SENHORA DE MÉRCULES - VII


SÃO SÓ VELHOS CEDROS SENHORES, APENAS CEDROS.

O jornal reconquista publicou esta semana, o artigo que pode ler de seguida:

Depois da resposta de Joaquim Morão ao e-mail enviado por Maria de Jesus à nossa autarquia, onde ele diz: “que lamenta profundamente o abate das árvores, já que consideramos não existir necessidade de tal decisão, porque não termos conhecimento de qualquer obra ou intervenção que se pretendesse fazer e exigisse tal medida”.
Seguem-se as justificações dos responsáveis pelo corte dos cedros, no jornal “Reconquista” (como não podia deixar de ser).
Não vou aqui comentar as desculpas esfarrapadas e infelizes, dadas pelos responsáveis pelo acto que designei de “barbárie”, se o fizesse teria que ser bastante desagradável para com eles, e não é esse o meu propósito.
No entanto sempre aqui posso contar, que um semana antes estive na senhora de Mércules, local onde fui espectador de um grande acidente de viação, na escadaria onde estavam os cedros, um autocarro que vinha a descer, bateu de frente com outro que ia a subir! Nem vos digo os estragos causados por tal acidente... pois, podia causar arrepios às almas mais sensíveis.
Dois ou três dias depois voltei ao local, ao subir a escadaria dos cedros, tive que lutar ferozmente contra um data de bicharada que infestava o sítio, pois o lixo atraia-os e eles faziam do mesmo a sua casa predileta.
Como não existem dois sem três, voltei ao local do crime um dia antes do corte dos cedros, nem vos conto o que por ali vi! As raízes danadas dos cedros, saiam de baixo da terra e infiltravam-se, (salve seja) no velho muro centenário que tinham ao seu lado, uma autêntica vergonha.

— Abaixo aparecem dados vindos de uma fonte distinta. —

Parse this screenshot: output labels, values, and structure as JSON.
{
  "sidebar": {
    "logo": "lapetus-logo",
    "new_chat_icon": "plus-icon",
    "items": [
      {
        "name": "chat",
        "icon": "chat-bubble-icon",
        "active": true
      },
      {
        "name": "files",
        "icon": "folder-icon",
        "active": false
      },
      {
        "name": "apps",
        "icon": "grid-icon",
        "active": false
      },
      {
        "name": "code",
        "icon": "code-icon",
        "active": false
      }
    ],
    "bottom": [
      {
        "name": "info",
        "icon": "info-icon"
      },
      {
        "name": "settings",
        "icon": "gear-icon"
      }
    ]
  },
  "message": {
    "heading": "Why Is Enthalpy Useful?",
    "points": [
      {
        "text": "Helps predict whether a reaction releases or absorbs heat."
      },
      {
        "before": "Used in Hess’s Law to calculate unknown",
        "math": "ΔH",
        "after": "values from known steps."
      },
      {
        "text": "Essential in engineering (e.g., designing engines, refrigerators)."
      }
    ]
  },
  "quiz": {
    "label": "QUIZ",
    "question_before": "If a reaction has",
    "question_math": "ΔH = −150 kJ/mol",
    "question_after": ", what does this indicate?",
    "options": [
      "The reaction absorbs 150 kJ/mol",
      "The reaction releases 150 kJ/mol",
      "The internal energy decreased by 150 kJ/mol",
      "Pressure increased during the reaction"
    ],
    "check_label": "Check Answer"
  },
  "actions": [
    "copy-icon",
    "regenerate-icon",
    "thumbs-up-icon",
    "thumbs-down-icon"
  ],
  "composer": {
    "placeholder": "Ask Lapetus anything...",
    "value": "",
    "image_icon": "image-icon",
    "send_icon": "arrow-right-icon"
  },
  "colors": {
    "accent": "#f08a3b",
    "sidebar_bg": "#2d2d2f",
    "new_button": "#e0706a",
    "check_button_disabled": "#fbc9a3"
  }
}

Agora mais a sério! As explicações dadas pelo nosso presidente e pelos responsáveis pelo local, não são fruto da bondade de quem quer que seja. Antes pelo contrário, estas desculpas (umas mais esfarrapadas que outras) só acontecem, porque estes senhores se sentiram pressionados pelo interesse que muitos albicastrenses têm demonstrado por este caso.
Este assunto não irá morrer nas declarações feitas por estes senhores, (pelo menos no que a mim diz respeito). As explicações são de tal maneira infelizes, que se tivesse dúvidas das minhas razões, elas estariam agora muito mais fortalecidas. Aos albicastrenses que aqui vêm visitar-me, só posso prometer que irei continuar a lutar para que situações como esta não voltem a acontecer na minha terra. Se nada de mais esclarecedor acontecer, no dia anunciado lá estarei na praça do Município, para demonstrar o meu descontentamento.
Seja um dos quarenta albicastrenses a estar presente nesse dia.